Na sessão em que Silvio disse ter levado ao presidente Lula a papelada para recriar a Comissão dos Mortos e Desaparecidos, o senador cearense Eduardo Girão tentou presenteá-lo com um objeto representando um feto de 11 semanas, uma a menos que a idade adequada para o homicídio oficial. O ministro recusou e foi respeitado pelo senador, atitude rara quando ocorre o oposto.
Cristãos, como eu, combatem o aborto. É dogma da igreja. Porém, admito pensamento diferente. Existe forma legal de enfrentar e não é repassando a responsabilidade para os guardiões da Constituição.
Caso deputados e senadores continuem temendo o efeito de seus votos, que apelem para a democracia direta, via plebiscito (a população sentencia antes de o Congresso escrever o projeto, como entre monarquia e a República) ou referendo (o eleitor diz “sim” ou “não” a algo feito pelos congressistas, como no Estatuto do Desarmamento). O que devem prescindir é de afrontas como a de mandato para integrante de tribunal ou querer que a Câmara e o Senado sejam casas revisoras do STF. Cada instituição com suas características, cada componente com seu caráter.

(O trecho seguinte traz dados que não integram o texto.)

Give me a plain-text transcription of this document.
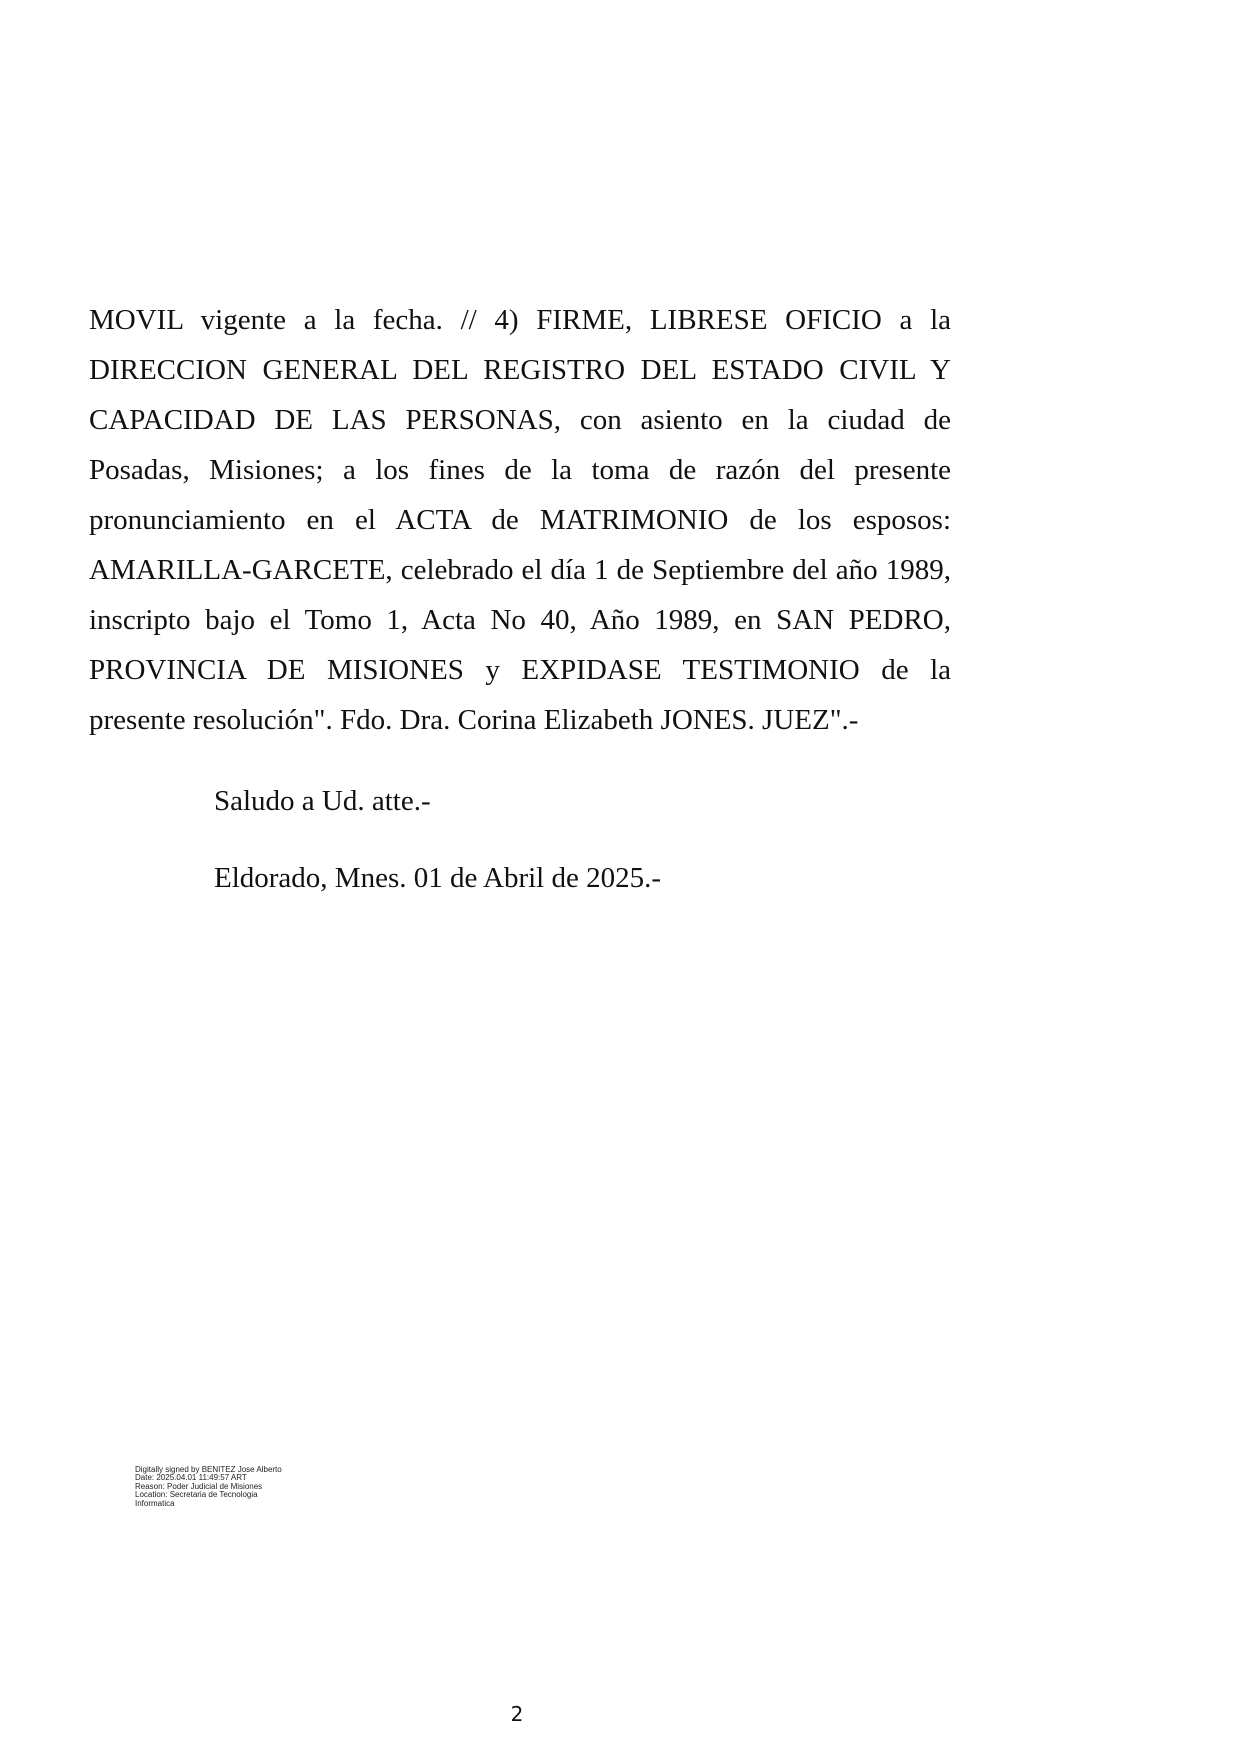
MOVIL vigente a la fecha. // 4) FIRME, LIBRESE OFICIO a la
DIRECCION GENERAL DEL REGISTRO DEL ESTADO CIVIL Y
CAPACIDAD DE LAS PERSONAS, con asiento en la ciudad de
Posadas, Misiones; a los fines de la toma de razón del presente
pronunciamiento en el ACTA de MATRIMONIO de los esposos:
AMARILLA-GARCETE, celebrado el día 1 de Septiembre del año 1989,
inscripto bajo el Tomo 1, Acta No 40, Año 1989, en SAN PEDRO,
PROVINCIA DE MISIONES y EXPIDASE TESTIMONIO de la
presente resolución". Fdo. Dra. Corina Elizabeth JONES. JUEZ".-
Saludo a Ud. atte.-
Eldorado, Mnes. 01 de Abril de 2025.-
Digitally signed by BENITEZ Jose Alberto
Date: 2025.04.01 11:49:57 ART
Reason: Poder Judicial de Misiones
Location: Secretaria de Tecnologia
Informatica
2
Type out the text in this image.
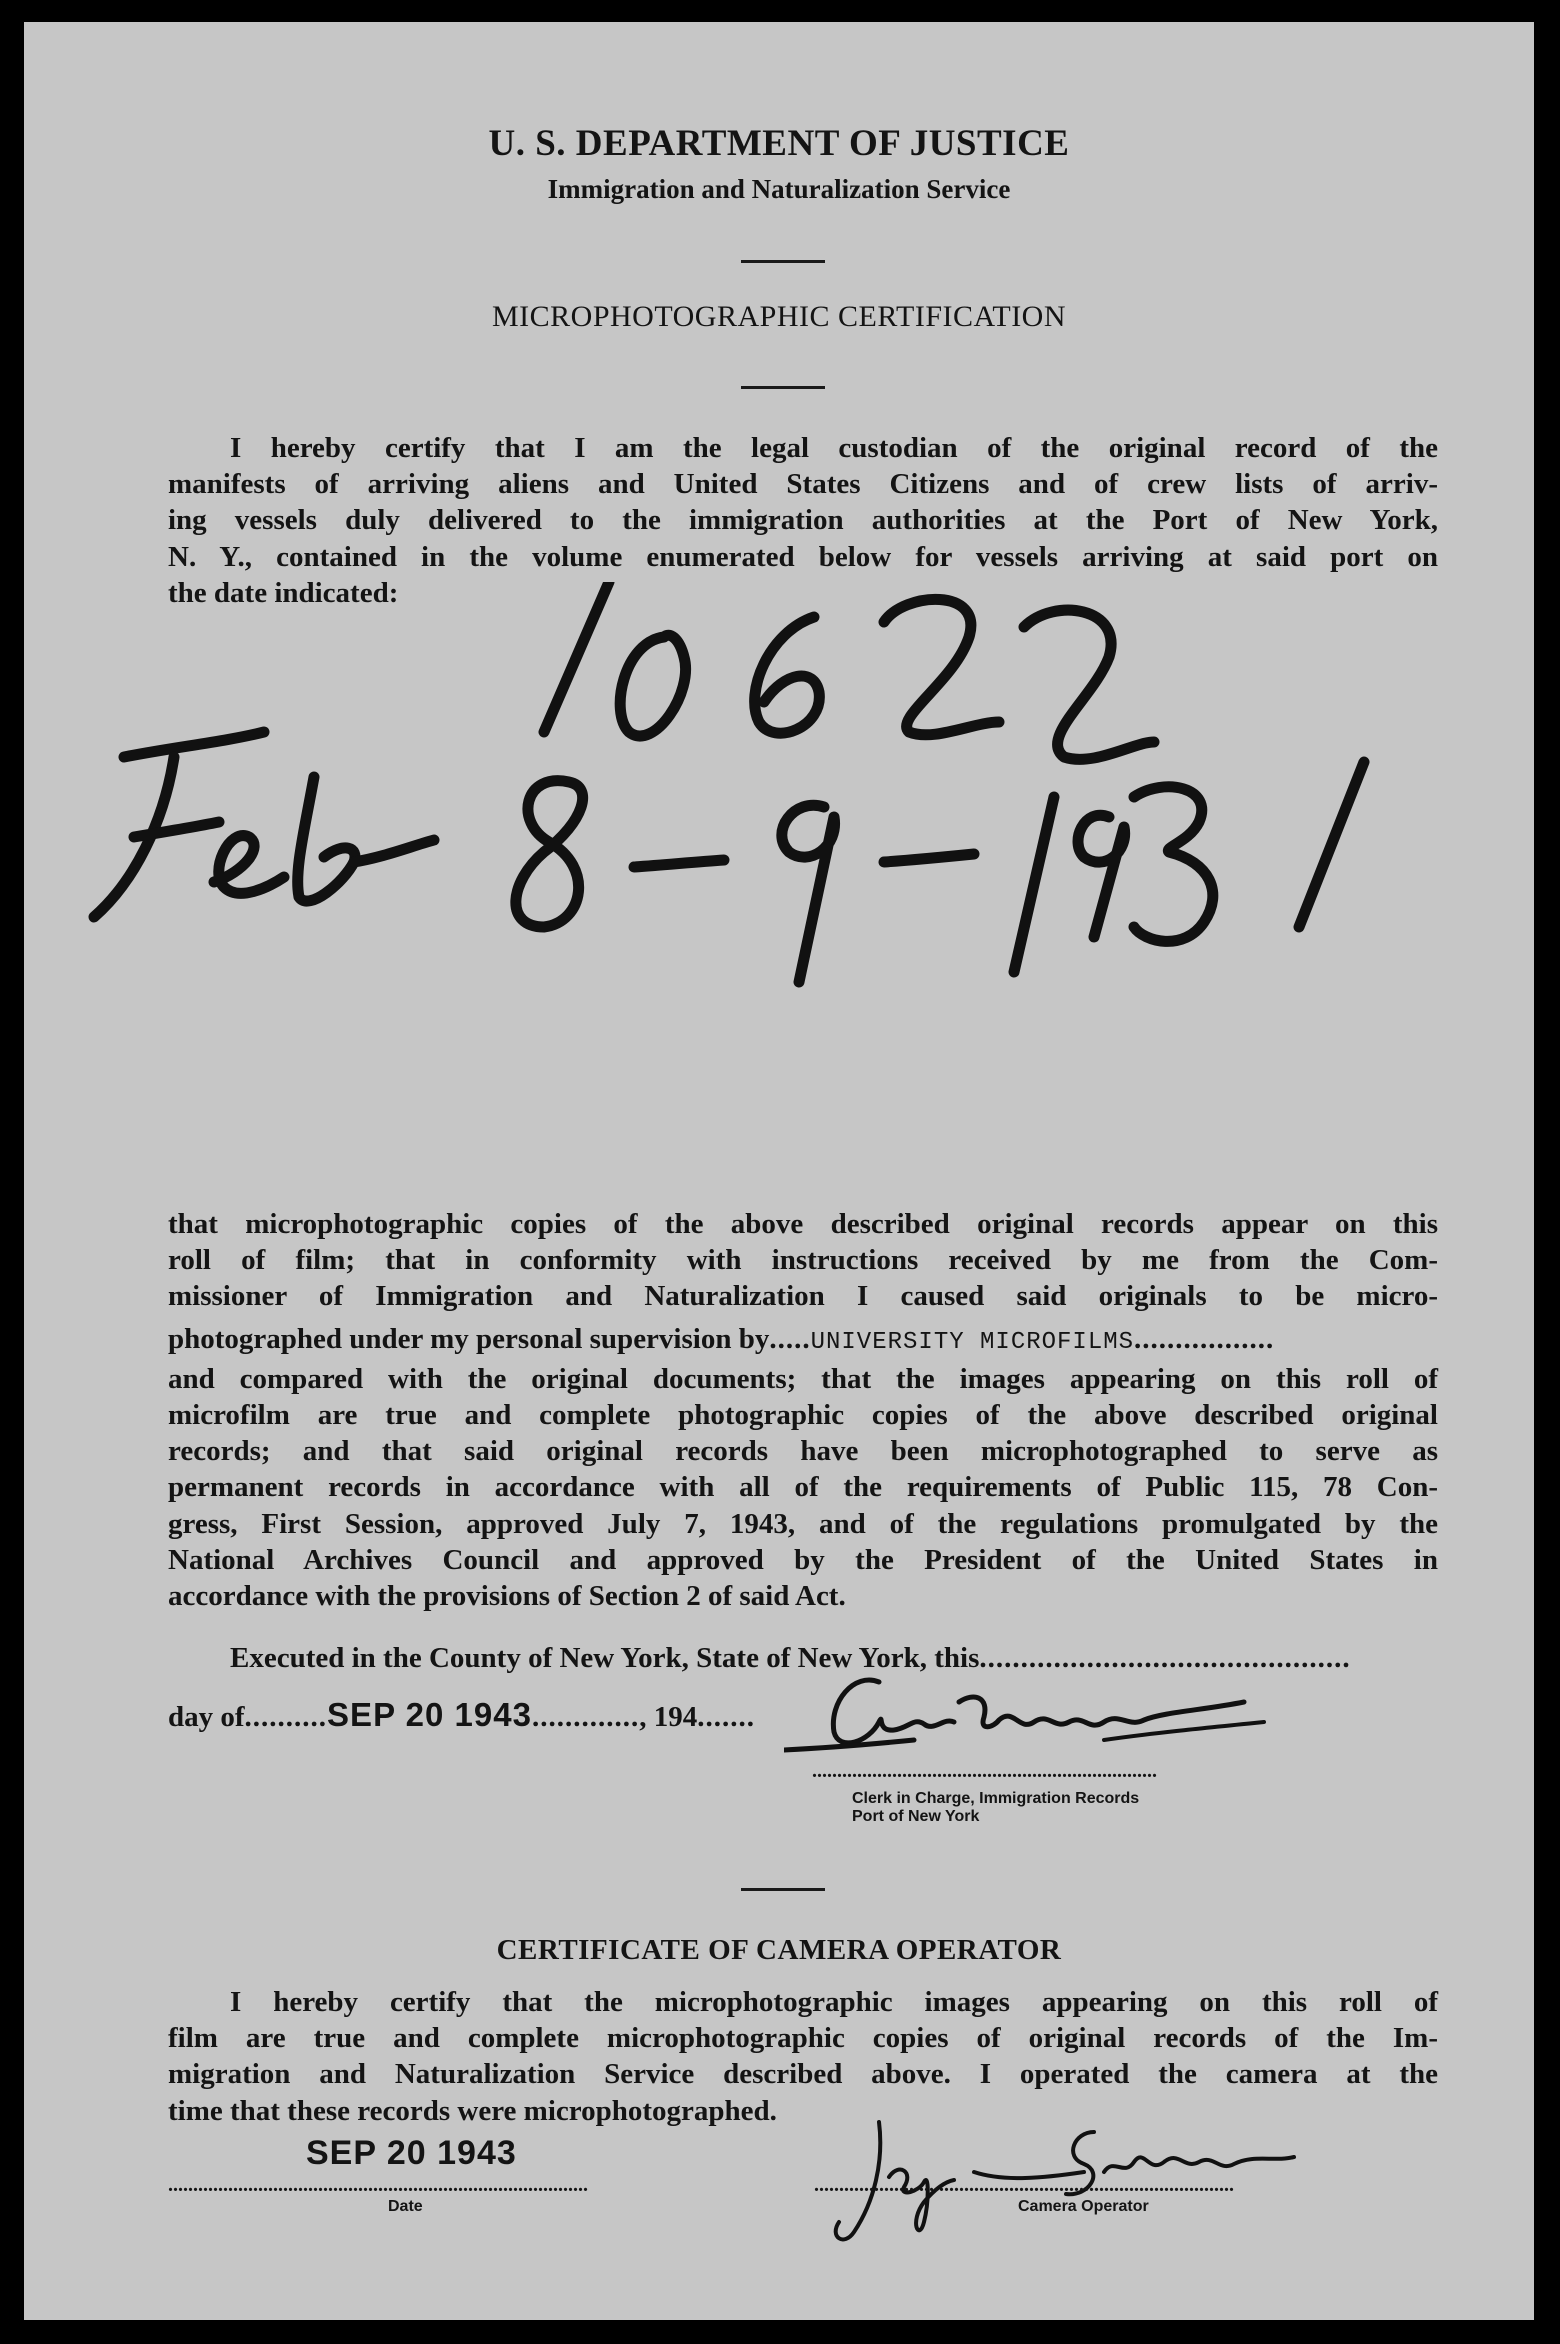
U. S. DEPARTMENT OF JUSTICE
Immigration and Naturalization Service
MICROPHOTOGRAPHIC CERTIFICATION
I hereby certify that I am the legal custodian of the original record of the
manifests of arriving aliens and United States Citizens and of crew lists of arriv-
ing vessels duly delivered to the immigration authorities at the Port of New York,
N. Y., contained in the volume enumerated below for vessels arriving at said port on
the date indicated:
that microphotographic copies of the above described original records appear on this
roll of film; that in conformity with instructions received by me from the Com-
missioner of Immigration and Naturalization I caused said originals to be micro-
photographed under my personal supervision by.....UNIVERSITY MICROFILMS.................
and compared with the original documents; that the images appearing on this roll of
microfilm are true and complete photographic copies of the above described original
records; and that said original records have been microphotographed to serve as
permanent records in accordance with all of the requirements of Public 115, 78 Con-
gress, First Session, approved July 7, 1943, and of the regulations promulgated by the
National Archives Council and approved by the President of the United States in
accordance with the provisions of Section 2 of said Act.
Executed in the County of New York, State of New York, this.............................................
day of..........SEP 20 1943............., 194.......
.....................................................................
Clerk in Charge, Immigration Records
Port of New York
CERTIFICATE OF CAMERA OPERATOR
I hereby certify that the microphotographic images appearing on this roll of
film are true and complete microphotographic copies of original records of the Im-
migration and Naturalization Service described above. I operated the camera at the
time that these records were microphotographed.
SEP 20 1943
....................................................................................
Date
....................................................................................
Camera Operator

Um Poder não pode usurpar a função de outro, mesmo que o outro brigue e obrigue. O STF não foge às lutas, suas ou não. Em suma, torna-se o patinho feio sendo o único sem voo de pato. Por bater asas sem temer o alto, leva tiro de todos os lados. Ainda bem que o time tem 11 pilotos alheios à grita, livres para obedecer ao livrinho.